Steps to make to make Healthy Gujarati Lunch

  1. For Khichdi:-Wash and soak dal rice in a bowl for 1/2 hour Heat ghee in a cooker add cumin seeds bay leaf cardamom cinnamon stick few curry leaves asafoetida and coarsely crushed black pepper. Add dal and rice turmeric powder salt mix well. Now add 2 cups of water and also dal rice soaked water. Mix properly close the lid. And whistle 3-4. Khichdi ready.
  2. For Tandaljo curry:-Pluck Tandaljo from stems chop and wash properly and rinse ina strainer. Heat oil add fenugreek seeds crackle add ginger chilli garlic paste and chopped onion saute till it looks transparent add chopped tomato and Tandaljo leaves add jowar flour salt mix well. Now add turmeric powder cumin-coriander powder saute and add 1/4glass of water. Cook for5-7min. TANDALJO CURRY IS ready.
  3. For Sev Tomato Subji:- Heat ghee in a pan add mustard seeds cumin seeds onion ginger garlic paste saute. Add chopped tomato salt all masala and 1/2 glass of water cover and cook for 5-7 mins. Now add curd and jaggery. Mix well and cook 4-5min. Turn of flame add Sev mix properly. Ready to Serve.
  4. Lasania Kadhi :- Mix curd and besan in a bowl. Add turmeric powder red chilli powder salt cumin-coriander powder and jaggery. Add 1/2 glass water and beat well. Now Heat ghee in a pan and make tadka with all seeds saute ginger chilli paste garlic paste and add curd mixture. Bring it to boil. Lasania Kadhi is ready.
  5. Make a roti with wheat flour. Add oil and salt in a wheat flour and knead soft dough. Keep aside for 10 min. And roll roti on patli roast and apply ghee and serve.
  6. Yummy Tasty delicious soul ful healthy lunch is ready to serve. With chopped carrot beetroot salad and watermelon pieces.

As your experience as well as self-confidence grows, you will locate that you have a lot more natural control over your diet and adapt your diet regimen to your personal tastes gradually. Whether you want to offer a dish that makes use of less or more ingredients or is a little more or less spicy, you can make straightforward modifications to achieve this objective. To put it simply, begin making your dishes promptly. When it comes to standard cooking abilities for beginners you do not require to learn them but only if you grasp some straightforward food preparation techniques.

This isn't a full guide to fast and simple lunch recipes but its excellent food for thought. Ideally this will get your imaginative juices flowing so you can prepare scrumptious dishes for your family members without doing a lot of heavy meals on your journey.

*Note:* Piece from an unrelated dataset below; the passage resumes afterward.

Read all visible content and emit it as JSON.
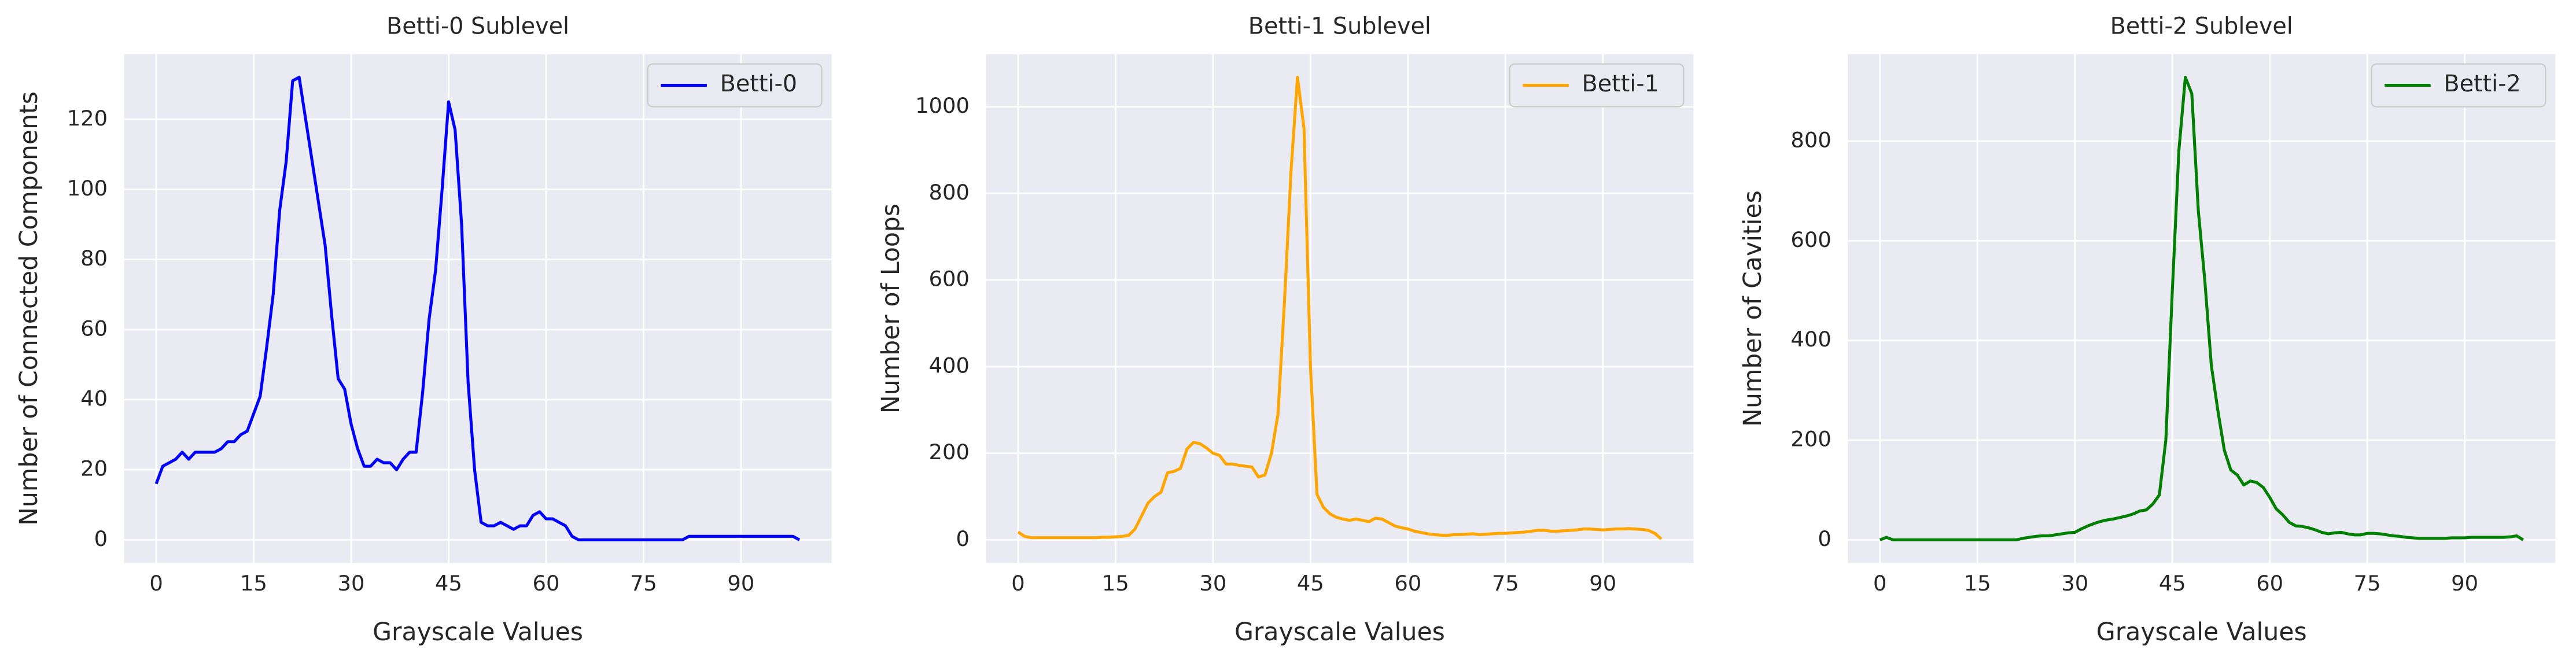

So that is going to wrap this up for this special food Step-by-Step Guide to Prepare Favorite Healthy Gujarati Lunch. Thank you very much for your time. I am confident you can make this at home. There is gonna be more interesting food at home recipes coming up. Don't forget to save this page on your browser, and share it to your loved ones, friends and colleague. Thank you for reading. Go on get cooking!